• U.S.

Protestants: Worried Disciples

3 minute read
TIME

The Western frontier gave birth to many American dreams, but none so grand as the vision of uniting sectridden Protestantism into one great Church of Christ. That was the goal of Pennsylvania’s Thomas Campbell around the turn of the 19th century, and also of Barton Stone of Kentucky. Out of their evangelical preaching emerged a faith that tried to be not another denomination but a movement to restore the primitive church known by Jesus’ followers.

Ironically enough, the movement to end sectarian churches created just another sectarian church—but a uniquely American one: the Disciples of Christ.

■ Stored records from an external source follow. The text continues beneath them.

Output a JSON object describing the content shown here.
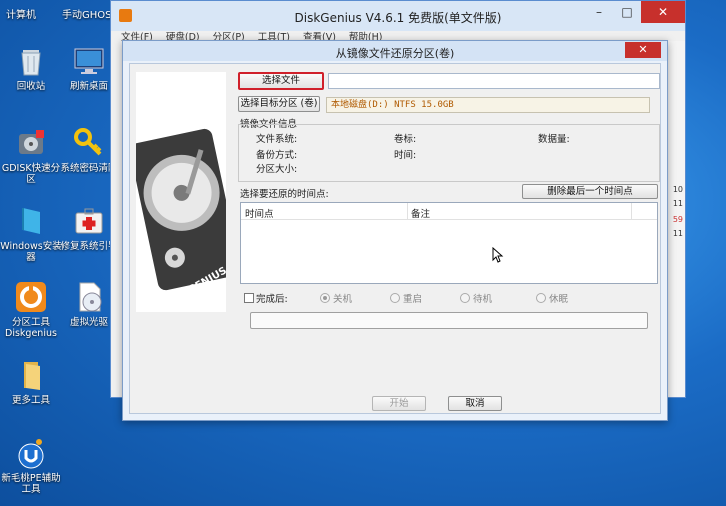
{
  "desktop": {
    "top_labels": [
      "计算机",
      "手动GHOST"
    ],
    "icons": [
      {
        "label": "回收站",
        "icon": "recycle-bin-icon"
      },
      {
        "label": "刷新桌面",
        "icon": "monitor-icon"
      },
      {
        "label": "GDISK快速分区",
        "icon": "gdisk-icon"
      },
      {
        "label": "系统密码清除",
        "icon": "key-icon"
      },
      {
        "label": "Windows安装器",
        "icon": "windows-installer-icon"
      },
      {
        "label": "修复系统引导",
        "icon": "first-aid-icon"
      },
      {
        "label": "分区工具Diskgenius",
        "icon": "diskgenius-icon"
      },
      {
        "label": "虚拟光驱",
        "icon": "virtual-drive-icon"
      },
      {
        "label": "更多工具",
        "icon": "folder-icon"
      },
      {
        "label": "新毛桃PE辅助工具",
        "icon": "pe-tool-icon"
      }
    ]
  },
  "app": {
    "title": "DiskGenius V4.6.1 免费版(单文件版)",
    "menu": [
      "文件(F)",
      "硬盘(D)",
      "分区(P)",
      "工具(T)",
      "查看(V)",
      "帮助(H)"
    ],
    "strip_labels": [
      "10",
      "11",
      "59",
      "11"
    ]
  },
  "dialog": {
    "title": "从镜像文件还原分区(卷)",
    "choose_file_label": "选择文件",
    "file_path": "",
    "choose_target_label": "选择目标分区 (卷)",
    "target_value": "本地磁盘(D:) NTFS 15.0GB",
    "image_info_title": "镜像文件信息",
    "fs_label": "文件系统:",
    "volume_label": "卷标:",
    "data_amount_label": "数据量:",
    "backup_mode_label": "备份方式:",
    "time_label": "时间:",
    "partition_size_label": "分区大小:",
    "restore_point_label": "选择要还原的时间点:",
    "delete_last_label": "删除最后一个时间点",
    "columns": [
      "时间点",
      "备注"
    ],
    "after_label": "完成后:",
    "after_options": [
      {
        "label": "关机",
        "selected": true
      },
      {
        "label": "重启",
        "selected": false
      },
      {
        "label": "待机",
        "selected": false
      },
      {
        "label": "休眠",
        "selected": false
      }
    ],
    "start_label": "开始",
    "cancel_label": "取消",
    "side_image_text": "DISK GENIUS"
  },
  "colors": {
    "desktop": "#1e73c9",
    "close_red": "#c7302c",
    "focus_red": "#d0202a",
    "target_text": "#b05a00"
  }
}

Last week, when 6,500 delegates gathered in Miami Beach for their annual assembly, the International Convention of Christian Churches, as the Disciples style themselves, could claim, with 1,800,000 members, to be one of the nation’s largest indigenous religious bodies. But the Disciples still try to live by Barton Stone’s belief that sects should “die, be dissolved, and sink into union with the body of Christ at large.” The Disciples are one of six faiths seriously discussing Presbyterian Eugene Carson Blake’s proposal to create a great new superchurch that would be both “catholic and Reformed.”

Preserving Freedom. The Disciples can easily talk union because they combine a maximum of spiritual freedom with a minimum of churchly trappings. Their congregations practice baptism by immersion, elect their own pastors, allow laymen (and women) to conduct the austere Sunday services, which may omit a sermon but never omit Communion. The Disciples have no confession or creed, and the divinity of Christ is their sole rule of faith. “Ever since the beginning, we’ve been scared to death that we’d arrive at a theology everyone would have to subscribe to,” says Industrialist J. Irwin Miller, a lay Disciple and president of the National Council of Churches. “The heart of the movement is this great concern to preserve the freedom to arrive at one’s own conclusions.”

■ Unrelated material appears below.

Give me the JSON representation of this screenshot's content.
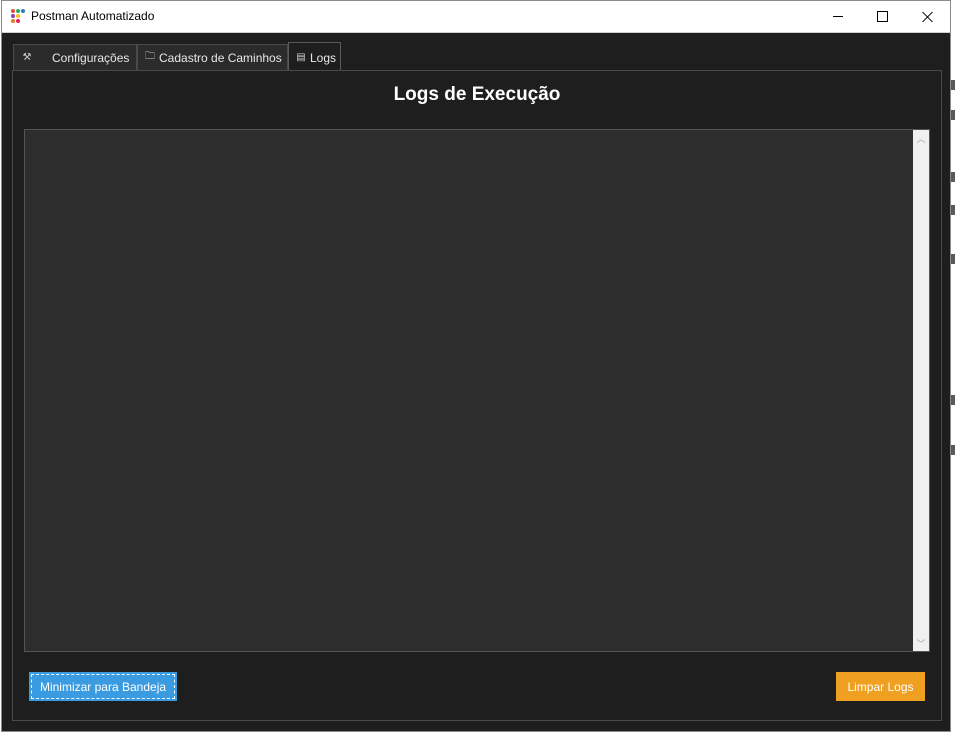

Thinking individually, the Disciples at the convention arrived at the collective conclusion that their church is in considerable need of what they delicately call restructuring. The Disciples’ 8,000 congregations are autonomous, but they voluntarily cooperate to support more than 100 social agencies; some church leaders believe that the national leadership should have more power to coordinate the work of these agencies and the individual congregations.

Adding Souls. Another Disciple worry is membership. The nation’s fastest-growing churches are ones that emphasize their doctrinal individuality—including the conservative Churches of Christ (TIME, Feb. 15), which broke with the Disciples around 1900 over a number of ecclesiastical questions, such as whether the Bible authorized instrumental music in worship. But the ecumenical-minded Disciples have lost 50,000 members in the last decade, and outgoing President Dr. Robert W. Burns of Atlanta warned that the flames of a faith built on evangelism seemed to be dying into embers. “Our evangelism has lagged because many of us lack a deep concern for the salvation of our neighbor’s soul,” he said. “How long since you were the means through which God added a soul to the church? How long since you even tried?”